Над предложением Федора стоило поразмышлять на свежую голову.
— Что-то ты, князь, опять невесел, — по возвращению в имение заметил Макар, — видимо, не самые хорошие новости ты в первопрестольной узнал?
— Так и есть, Макар. Опять татары в поход на Русь сбираются.
Макар сокрушенно покачал головой.
Время летело быстро, глядишь — солнышко пригрело, снег начал таять, ручьи зажурчали. А только земля просохнет — татары нагрянуть могут. Стало быть — снова обоз в Вологду направлять, оставляя в остроге только боевых холопов. Успеть бы только отсеяться, иначе останемся осенью без урожая. Цены на рожь и другие продукты и так сильно взлетели, потому без своего урожая — никак!
В делах и заботах пролетела зима. Лед на реке потемнел и вздулся. В один из апрельских дней река вскрылась. Лед лопался с оглушительным грохотом, все обитатели острога вышли на холм понаблюдать за началом ледохода. Льдины наползали одна на другую, образуя заторы. Вода бурлила и разливалась. И вскоре луг у подножия холма скрылся под водой.

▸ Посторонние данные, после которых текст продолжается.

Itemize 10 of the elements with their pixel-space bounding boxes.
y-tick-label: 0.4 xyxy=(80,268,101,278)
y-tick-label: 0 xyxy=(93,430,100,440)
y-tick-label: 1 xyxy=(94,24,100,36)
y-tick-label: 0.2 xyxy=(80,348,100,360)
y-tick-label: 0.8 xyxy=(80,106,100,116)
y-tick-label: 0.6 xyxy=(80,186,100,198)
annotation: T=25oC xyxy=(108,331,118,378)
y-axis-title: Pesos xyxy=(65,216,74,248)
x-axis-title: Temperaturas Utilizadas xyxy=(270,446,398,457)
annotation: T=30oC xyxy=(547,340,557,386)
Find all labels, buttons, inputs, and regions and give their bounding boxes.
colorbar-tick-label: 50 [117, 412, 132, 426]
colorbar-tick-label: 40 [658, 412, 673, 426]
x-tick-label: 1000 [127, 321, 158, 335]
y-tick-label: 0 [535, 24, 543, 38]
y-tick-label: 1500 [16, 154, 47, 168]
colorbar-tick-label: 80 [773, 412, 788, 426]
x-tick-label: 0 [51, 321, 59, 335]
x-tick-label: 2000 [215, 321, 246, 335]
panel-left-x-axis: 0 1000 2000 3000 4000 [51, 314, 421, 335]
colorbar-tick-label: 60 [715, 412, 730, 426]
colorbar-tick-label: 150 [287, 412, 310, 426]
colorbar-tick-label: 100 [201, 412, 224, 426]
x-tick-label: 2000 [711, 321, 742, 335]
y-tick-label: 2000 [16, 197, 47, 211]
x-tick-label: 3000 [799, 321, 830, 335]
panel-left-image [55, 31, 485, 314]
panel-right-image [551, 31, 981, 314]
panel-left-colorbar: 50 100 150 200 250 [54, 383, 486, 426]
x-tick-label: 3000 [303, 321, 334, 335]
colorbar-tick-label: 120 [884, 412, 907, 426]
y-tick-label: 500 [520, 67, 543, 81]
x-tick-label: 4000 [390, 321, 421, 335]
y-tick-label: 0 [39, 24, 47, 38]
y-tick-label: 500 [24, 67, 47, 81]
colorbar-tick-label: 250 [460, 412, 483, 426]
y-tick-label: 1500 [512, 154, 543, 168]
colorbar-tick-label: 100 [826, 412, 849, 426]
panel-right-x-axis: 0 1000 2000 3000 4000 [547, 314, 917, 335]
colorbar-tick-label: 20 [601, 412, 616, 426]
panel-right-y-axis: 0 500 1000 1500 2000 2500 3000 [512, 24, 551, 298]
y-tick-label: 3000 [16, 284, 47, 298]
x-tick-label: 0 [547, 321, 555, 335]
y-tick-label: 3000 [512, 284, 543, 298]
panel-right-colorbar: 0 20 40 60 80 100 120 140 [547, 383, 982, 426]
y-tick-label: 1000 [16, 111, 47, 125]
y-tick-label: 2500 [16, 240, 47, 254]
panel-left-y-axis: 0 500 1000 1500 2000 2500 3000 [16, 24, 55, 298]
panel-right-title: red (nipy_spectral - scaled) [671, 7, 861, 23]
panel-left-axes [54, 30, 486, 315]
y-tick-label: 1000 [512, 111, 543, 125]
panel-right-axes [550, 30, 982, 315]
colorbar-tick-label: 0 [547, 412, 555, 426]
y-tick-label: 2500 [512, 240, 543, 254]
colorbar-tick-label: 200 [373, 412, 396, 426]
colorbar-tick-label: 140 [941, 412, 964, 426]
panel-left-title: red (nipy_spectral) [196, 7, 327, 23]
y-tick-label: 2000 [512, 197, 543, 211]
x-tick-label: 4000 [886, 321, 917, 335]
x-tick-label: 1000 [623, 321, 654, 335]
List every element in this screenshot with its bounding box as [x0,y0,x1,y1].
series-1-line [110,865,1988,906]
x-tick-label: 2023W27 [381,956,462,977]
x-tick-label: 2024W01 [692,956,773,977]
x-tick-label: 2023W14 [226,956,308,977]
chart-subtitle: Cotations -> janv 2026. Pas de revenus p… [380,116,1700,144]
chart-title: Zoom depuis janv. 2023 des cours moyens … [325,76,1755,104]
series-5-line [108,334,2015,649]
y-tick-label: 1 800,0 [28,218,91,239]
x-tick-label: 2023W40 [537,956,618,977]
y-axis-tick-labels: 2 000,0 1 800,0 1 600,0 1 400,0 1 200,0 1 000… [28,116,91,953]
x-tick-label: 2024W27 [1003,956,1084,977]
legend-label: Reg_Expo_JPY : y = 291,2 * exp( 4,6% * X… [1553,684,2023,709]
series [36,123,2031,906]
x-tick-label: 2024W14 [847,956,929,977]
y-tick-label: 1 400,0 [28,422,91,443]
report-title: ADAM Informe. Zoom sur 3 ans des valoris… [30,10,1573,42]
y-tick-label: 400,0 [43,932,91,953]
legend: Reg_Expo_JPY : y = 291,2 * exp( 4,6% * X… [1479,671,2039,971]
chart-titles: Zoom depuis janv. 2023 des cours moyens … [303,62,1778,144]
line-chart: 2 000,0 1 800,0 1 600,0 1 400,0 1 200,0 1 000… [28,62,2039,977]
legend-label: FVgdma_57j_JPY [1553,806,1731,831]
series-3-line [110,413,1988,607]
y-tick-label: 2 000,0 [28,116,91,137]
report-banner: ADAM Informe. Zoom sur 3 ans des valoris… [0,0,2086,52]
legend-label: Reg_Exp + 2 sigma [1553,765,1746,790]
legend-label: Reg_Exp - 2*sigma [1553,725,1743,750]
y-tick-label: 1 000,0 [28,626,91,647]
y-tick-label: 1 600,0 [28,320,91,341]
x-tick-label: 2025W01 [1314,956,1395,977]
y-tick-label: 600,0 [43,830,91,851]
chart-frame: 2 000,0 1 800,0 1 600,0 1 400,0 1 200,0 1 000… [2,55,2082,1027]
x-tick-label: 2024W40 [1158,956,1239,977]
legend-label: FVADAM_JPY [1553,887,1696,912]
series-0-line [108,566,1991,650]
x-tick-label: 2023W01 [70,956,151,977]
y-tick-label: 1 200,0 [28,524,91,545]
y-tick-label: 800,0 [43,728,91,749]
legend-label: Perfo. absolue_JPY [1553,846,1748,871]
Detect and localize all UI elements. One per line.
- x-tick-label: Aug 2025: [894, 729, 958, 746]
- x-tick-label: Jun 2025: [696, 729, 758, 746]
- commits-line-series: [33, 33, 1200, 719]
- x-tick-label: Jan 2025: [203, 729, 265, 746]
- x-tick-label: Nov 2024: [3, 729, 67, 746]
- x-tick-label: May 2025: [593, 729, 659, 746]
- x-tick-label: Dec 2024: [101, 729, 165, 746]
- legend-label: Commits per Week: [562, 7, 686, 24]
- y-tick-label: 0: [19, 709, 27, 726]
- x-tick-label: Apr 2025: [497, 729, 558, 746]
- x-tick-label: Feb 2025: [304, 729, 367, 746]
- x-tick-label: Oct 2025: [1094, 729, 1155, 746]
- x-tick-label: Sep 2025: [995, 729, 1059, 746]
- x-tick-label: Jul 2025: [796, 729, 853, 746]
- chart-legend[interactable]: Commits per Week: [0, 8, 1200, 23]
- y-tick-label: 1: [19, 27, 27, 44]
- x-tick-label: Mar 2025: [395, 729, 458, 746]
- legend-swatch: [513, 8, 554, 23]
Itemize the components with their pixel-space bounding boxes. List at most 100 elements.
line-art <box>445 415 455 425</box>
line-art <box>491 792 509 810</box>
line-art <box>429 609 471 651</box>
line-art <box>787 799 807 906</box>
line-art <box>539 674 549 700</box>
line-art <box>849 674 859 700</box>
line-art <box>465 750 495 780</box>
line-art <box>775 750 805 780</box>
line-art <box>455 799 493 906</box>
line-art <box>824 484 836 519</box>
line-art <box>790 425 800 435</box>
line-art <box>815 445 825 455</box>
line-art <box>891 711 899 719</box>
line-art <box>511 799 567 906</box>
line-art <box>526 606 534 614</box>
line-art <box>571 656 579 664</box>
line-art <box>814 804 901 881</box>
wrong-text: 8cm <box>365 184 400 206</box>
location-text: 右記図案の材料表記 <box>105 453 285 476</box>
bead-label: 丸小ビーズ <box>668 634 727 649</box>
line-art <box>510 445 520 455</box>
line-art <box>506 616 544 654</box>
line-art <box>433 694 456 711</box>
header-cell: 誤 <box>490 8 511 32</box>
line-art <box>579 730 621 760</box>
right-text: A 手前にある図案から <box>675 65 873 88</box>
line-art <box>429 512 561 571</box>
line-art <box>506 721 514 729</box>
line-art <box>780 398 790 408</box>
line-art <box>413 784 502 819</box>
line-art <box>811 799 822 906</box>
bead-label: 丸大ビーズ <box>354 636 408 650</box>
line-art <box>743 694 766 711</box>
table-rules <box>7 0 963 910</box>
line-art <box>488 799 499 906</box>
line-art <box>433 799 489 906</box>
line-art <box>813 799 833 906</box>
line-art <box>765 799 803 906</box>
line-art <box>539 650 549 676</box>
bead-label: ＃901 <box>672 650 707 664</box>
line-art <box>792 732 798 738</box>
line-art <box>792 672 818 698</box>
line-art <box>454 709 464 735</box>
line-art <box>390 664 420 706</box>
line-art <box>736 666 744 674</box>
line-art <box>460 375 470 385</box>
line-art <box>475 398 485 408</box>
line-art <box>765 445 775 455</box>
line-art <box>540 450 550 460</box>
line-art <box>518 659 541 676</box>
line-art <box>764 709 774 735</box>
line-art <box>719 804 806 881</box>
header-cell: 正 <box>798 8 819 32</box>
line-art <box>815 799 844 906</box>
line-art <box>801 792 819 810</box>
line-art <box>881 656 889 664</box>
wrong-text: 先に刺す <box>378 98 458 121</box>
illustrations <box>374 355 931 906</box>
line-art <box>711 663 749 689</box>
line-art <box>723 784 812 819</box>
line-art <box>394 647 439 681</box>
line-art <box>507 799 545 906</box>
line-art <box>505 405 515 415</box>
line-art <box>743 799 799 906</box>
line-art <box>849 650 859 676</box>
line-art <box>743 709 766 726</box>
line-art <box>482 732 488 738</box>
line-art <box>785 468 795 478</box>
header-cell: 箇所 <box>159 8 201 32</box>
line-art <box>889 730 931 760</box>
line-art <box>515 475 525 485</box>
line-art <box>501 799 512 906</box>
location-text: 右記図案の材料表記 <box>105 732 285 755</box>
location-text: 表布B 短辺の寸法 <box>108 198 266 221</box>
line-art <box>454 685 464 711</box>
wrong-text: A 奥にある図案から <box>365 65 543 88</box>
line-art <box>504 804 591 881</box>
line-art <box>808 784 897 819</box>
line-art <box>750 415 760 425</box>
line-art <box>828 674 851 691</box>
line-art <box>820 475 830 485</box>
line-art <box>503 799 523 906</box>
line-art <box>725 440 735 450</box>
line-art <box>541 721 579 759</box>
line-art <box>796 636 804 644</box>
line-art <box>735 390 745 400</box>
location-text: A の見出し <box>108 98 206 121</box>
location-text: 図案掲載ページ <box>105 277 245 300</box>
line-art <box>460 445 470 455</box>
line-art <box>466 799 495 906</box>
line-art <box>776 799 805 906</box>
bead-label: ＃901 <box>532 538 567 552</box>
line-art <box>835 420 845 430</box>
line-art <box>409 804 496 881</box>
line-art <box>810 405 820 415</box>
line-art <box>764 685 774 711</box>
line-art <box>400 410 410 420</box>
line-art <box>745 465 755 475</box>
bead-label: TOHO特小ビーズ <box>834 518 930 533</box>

А еще через месяц снег сошел окончательно, дороги начали подсыхать. Земля постепенно прогревалась, и в один из дней мой новый управляющий Василий заявил, что пора сеять.
— Бери всех холопов. Мужикам — пахать, женщинам и детям — из тех, что постарше — вслед за ними сеять. Как закончим сев, снова отправим женщин и детей в Вологду. В других деревнях этой весной сеять не будем.
Василий понимающе посмотрел на меня и кивнул головой.
Взялись за работу всем миром. Чтобы ускорить сев, сначала отсеялись на пригорках, где земля прогрелась сильнее, затем — в низинах. А буквально на следующий день после окончания сева первый обоз с женщинами и детьми был готов к отправке в Вологду.
— Федор, ты сопровождаешь обоз до Смоляниново. Как доставите — день отдыха, и — назад. Еще ходку надо будет успеть сделать — убрать из имения всех, кто не нужен для обороны.
Федор посерьезнел — он все понял с полуслова.
Острог после отъезда обоза изрядно опустел: не слышны были уже детские голоса, женский смех.